Vortex Theater Company



IN DELIRIUM: after the sorrows of young werther

Adapted from Johann Wolfgang von Goethe’s


Adapted, Created and Directed by GISELA CARDENAS

Adapted, Created and Performed by JOSHUA RANDALL


Sanford Meisner Theater, 164 Eleventh Ave., NYC, March 31 through April 23, 2006


Set Design JIAN JUNG




Press Representative JIM BALDASSARE

IN DELIRIUM is one of those seemingly spare presentations that speaks volumes about the human condition. In this case, a fascinating peek into the mind of a young man obsessed with a woman he cannot have. Far from frightening stalker, Joshua Randall portrays Werther as a man so taken with the details and minutia of his love, Lotte, that one quickly understands that, from his point of view at least, the course his life takes makes complete sense.

At the beginning of IN DELIRIUM, young artist Werther is positive, upbeat and showing all the signs that he is just a little bit manic. Once introduced to Lotte, whom he knows from the start is betrothed to another, Werther descends by steps into despair and aimlessness. He obsesses, he visits, he leaves town, he laments, he spirals downward, and in the end he makes a fatal decision. Not a new tale, to be sure, but so well conjured here that it seems fresh.

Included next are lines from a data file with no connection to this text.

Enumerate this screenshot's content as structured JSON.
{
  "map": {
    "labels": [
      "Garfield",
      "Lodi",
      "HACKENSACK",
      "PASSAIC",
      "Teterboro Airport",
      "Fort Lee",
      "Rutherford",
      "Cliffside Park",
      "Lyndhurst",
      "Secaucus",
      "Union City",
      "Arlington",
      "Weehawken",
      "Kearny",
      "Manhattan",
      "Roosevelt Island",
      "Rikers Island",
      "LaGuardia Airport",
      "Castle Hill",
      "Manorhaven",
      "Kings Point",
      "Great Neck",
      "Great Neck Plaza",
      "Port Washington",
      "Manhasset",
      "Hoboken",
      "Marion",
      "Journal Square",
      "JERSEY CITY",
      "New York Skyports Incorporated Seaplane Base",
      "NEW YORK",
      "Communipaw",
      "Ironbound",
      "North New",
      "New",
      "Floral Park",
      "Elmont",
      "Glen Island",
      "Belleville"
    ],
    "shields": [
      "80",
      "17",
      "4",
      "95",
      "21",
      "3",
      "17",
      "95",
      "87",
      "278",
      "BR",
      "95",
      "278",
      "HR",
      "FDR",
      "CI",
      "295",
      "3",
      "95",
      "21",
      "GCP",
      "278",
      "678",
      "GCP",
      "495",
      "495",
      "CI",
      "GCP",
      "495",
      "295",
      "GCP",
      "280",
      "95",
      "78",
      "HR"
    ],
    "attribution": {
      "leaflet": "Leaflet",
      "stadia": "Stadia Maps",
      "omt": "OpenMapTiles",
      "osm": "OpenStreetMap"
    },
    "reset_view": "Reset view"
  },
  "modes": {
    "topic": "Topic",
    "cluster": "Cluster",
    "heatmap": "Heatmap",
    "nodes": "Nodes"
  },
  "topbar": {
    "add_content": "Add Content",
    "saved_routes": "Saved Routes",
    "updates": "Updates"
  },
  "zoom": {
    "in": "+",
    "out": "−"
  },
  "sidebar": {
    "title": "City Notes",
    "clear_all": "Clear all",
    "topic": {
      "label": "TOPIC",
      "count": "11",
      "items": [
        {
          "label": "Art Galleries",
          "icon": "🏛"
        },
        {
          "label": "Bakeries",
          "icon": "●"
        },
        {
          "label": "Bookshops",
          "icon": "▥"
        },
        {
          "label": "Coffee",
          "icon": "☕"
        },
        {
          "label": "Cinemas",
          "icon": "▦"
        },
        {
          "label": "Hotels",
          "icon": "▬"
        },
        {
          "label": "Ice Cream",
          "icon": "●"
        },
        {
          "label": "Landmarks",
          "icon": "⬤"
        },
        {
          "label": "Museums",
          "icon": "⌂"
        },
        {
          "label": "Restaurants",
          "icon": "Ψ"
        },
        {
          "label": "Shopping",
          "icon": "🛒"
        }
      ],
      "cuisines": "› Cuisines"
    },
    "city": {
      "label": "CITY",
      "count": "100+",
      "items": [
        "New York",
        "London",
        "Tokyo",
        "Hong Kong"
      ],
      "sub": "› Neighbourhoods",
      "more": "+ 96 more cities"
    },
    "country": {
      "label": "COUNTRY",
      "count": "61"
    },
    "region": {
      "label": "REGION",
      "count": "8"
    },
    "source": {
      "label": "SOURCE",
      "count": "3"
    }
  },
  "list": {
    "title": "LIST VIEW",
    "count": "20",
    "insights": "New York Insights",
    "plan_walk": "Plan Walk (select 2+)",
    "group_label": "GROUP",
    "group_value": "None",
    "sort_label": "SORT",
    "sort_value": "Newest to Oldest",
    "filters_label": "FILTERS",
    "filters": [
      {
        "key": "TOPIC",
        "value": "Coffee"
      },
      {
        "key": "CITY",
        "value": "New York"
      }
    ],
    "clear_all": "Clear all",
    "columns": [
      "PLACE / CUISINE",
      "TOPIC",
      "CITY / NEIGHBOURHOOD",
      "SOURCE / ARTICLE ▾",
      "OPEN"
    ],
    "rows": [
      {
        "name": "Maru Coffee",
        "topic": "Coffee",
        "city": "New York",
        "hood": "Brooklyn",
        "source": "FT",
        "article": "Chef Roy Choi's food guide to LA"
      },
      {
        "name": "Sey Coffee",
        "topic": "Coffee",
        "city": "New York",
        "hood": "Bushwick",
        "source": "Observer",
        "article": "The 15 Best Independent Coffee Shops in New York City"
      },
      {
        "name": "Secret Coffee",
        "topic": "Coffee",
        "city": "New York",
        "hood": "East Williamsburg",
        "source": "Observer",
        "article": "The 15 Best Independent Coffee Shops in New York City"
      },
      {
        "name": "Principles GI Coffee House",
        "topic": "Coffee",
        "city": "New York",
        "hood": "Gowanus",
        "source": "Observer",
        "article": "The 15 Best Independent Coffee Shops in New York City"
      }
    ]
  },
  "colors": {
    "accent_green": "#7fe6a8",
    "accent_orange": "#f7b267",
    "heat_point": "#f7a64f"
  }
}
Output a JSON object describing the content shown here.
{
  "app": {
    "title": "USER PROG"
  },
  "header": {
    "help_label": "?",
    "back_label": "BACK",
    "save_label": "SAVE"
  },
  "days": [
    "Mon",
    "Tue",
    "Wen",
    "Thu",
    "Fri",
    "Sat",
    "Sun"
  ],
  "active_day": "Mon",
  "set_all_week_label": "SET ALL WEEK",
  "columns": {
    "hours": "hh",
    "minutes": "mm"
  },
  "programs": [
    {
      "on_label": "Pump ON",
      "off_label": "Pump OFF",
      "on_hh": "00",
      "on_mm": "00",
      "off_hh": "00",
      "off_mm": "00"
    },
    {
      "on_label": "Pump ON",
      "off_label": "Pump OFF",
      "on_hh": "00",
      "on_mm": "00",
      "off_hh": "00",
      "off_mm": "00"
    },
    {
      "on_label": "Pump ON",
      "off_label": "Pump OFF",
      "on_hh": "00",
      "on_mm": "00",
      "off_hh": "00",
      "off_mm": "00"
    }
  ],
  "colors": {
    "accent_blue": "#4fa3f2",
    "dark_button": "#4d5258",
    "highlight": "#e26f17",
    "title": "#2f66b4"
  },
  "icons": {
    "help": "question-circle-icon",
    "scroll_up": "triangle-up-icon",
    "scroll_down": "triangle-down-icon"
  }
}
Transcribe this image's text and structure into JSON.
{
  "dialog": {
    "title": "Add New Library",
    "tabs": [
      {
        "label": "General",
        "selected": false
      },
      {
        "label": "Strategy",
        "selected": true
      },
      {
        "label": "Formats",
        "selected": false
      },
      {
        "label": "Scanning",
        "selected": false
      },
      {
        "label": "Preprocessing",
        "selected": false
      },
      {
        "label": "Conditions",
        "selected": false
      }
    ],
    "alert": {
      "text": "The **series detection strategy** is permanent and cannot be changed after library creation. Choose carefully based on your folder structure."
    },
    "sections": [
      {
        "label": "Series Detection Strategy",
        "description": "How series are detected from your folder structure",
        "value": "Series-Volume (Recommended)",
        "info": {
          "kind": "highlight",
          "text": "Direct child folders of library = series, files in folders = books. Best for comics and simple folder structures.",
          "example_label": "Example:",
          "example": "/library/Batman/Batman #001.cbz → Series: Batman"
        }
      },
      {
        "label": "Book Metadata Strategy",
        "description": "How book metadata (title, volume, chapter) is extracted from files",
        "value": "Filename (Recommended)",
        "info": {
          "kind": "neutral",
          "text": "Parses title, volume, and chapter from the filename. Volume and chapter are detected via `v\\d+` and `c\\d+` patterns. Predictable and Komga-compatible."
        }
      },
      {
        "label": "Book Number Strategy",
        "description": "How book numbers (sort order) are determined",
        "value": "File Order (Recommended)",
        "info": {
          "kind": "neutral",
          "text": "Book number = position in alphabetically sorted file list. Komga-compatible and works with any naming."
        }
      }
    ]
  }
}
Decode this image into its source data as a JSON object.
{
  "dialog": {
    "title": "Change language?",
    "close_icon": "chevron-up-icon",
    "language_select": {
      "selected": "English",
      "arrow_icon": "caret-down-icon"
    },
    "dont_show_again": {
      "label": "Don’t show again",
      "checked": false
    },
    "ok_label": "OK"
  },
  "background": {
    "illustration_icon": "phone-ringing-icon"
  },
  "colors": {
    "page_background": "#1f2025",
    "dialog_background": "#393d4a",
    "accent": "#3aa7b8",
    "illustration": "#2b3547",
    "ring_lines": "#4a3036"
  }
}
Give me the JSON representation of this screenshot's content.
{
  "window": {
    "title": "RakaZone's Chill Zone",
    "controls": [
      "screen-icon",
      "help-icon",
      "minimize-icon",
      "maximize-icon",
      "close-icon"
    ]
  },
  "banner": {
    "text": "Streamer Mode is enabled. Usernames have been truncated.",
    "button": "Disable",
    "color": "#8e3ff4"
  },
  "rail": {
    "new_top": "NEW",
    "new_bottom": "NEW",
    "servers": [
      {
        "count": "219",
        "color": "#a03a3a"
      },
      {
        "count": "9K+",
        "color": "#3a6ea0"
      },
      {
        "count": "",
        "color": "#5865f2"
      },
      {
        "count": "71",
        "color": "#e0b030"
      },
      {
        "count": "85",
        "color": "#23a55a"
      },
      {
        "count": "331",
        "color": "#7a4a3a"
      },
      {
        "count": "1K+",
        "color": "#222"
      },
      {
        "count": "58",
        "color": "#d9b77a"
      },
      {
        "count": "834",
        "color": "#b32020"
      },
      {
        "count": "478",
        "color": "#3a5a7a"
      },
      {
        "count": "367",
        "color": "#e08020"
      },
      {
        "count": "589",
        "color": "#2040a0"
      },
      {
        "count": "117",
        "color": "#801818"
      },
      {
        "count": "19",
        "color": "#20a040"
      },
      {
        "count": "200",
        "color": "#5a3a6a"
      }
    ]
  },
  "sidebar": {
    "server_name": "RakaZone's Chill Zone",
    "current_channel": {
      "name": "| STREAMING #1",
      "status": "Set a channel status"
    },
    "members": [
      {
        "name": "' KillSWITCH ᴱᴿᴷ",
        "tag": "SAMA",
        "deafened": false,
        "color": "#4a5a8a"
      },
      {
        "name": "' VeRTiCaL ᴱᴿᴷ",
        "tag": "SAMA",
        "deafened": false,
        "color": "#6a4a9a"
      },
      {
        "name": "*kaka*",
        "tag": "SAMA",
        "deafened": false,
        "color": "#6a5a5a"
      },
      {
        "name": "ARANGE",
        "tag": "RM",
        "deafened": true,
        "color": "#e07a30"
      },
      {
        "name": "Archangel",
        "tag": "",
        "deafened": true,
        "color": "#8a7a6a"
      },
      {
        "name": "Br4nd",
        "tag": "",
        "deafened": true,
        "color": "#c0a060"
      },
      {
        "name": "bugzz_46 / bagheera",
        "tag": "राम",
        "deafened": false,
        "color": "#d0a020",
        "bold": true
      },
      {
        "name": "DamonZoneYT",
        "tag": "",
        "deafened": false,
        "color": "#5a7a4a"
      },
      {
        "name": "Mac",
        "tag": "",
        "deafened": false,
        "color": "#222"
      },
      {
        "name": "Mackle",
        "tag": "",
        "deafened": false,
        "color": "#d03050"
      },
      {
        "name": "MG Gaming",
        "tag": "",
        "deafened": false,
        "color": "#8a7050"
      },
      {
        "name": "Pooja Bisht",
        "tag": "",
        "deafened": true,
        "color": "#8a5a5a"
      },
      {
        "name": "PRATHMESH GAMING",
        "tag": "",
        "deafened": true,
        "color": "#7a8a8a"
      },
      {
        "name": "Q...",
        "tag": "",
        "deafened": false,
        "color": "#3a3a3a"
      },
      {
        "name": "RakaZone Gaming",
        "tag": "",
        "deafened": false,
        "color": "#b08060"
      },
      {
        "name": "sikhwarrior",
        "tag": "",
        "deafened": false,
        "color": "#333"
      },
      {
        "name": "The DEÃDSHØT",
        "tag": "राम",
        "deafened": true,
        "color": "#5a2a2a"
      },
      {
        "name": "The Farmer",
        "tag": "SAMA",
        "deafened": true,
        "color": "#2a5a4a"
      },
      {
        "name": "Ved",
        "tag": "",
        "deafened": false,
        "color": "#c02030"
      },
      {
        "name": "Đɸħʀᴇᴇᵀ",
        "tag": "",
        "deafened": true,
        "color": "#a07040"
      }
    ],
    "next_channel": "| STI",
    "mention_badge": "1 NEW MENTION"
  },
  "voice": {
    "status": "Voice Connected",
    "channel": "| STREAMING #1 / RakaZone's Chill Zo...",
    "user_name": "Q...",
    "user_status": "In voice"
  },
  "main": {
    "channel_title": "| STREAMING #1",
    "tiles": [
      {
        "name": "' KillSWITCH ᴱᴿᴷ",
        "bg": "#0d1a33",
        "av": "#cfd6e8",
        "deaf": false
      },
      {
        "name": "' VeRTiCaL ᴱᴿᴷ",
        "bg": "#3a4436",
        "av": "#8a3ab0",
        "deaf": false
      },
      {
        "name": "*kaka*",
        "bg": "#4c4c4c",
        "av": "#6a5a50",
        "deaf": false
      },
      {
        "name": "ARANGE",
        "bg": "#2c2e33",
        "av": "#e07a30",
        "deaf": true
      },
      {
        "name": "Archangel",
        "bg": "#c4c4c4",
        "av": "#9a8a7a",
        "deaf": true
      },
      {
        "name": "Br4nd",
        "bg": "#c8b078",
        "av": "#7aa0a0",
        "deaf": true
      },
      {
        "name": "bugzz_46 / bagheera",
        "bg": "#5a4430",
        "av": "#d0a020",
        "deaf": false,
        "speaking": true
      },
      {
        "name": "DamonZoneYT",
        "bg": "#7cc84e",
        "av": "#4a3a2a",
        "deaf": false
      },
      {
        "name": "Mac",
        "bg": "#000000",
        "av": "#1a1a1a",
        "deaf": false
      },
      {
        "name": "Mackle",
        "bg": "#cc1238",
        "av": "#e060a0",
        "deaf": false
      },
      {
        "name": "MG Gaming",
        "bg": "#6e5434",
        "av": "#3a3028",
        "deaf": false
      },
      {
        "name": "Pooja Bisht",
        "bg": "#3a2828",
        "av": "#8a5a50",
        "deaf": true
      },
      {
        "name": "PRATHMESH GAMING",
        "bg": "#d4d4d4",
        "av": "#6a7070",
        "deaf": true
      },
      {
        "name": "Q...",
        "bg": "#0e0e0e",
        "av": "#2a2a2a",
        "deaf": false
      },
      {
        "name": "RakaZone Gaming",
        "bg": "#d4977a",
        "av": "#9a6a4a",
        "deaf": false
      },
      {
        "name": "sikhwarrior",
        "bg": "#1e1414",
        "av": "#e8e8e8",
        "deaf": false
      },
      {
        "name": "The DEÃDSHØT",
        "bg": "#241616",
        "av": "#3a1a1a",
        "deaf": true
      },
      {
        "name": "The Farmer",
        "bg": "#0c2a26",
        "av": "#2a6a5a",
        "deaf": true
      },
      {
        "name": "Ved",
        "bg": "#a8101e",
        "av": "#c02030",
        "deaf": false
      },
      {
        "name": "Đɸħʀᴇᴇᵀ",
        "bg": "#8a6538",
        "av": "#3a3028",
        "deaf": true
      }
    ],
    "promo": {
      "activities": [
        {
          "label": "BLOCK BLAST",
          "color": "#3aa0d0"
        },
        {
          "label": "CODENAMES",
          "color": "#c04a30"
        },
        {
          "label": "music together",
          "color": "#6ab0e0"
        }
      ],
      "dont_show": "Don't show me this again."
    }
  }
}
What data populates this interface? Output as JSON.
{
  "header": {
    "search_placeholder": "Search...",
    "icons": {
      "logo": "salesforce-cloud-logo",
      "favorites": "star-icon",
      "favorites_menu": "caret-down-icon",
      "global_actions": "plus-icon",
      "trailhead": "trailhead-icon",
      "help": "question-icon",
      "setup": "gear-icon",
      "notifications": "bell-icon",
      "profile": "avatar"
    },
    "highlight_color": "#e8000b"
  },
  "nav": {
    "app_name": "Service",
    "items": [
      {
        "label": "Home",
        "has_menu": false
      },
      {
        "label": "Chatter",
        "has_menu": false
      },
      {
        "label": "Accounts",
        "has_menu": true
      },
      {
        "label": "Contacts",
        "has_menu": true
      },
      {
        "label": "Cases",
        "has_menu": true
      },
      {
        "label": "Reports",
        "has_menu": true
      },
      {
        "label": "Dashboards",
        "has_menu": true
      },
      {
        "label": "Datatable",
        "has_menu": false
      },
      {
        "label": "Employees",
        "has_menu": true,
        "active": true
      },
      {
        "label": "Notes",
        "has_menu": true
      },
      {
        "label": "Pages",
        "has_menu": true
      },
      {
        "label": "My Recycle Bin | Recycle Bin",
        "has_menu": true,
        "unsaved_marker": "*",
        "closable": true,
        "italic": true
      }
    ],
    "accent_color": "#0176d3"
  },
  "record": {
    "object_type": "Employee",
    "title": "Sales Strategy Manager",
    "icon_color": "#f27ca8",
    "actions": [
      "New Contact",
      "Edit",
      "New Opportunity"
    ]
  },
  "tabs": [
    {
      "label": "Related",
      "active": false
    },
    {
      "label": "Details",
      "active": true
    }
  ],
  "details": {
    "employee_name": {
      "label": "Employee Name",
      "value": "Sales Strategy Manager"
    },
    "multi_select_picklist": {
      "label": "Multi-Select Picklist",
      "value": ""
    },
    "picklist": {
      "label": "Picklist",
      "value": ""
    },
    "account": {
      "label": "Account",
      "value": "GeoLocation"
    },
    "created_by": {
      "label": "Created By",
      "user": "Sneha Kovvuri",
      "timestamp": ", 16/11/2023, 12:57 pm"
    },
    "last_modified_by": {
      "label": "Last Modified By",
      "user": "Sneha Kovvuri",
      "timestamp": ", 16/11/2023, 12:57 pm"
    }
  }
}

Joshua Randall’s engaging performance is supported by Gisela Cardenas’ fast-paced direction and Jian Jung’s utterly appropriate set consisting of a fallen chandelier and a chair. At times the use of the chair as a prop felt intrusive, but the constant image of the sad, sunken chandelier was an inspired selection. Notable too are Lucrezia Briceno’s stark lighting and Oana Botez-Ban’s simple yet appropriate costumes.

An interesting side note to the frenetic 75 minutes that is IN DELIRIUM is the fact that the source material, Goethe’s 1774 THE SORROWS OF YOUNG WERTHER, was both embraced and banned. Werther’s fate apparently inspired other tormented young men of the age to copy their hero’s solution to intense melancholy.

IN DELIRIUM is recommended. Come to see the performance. Come and find out what all the fuss was about.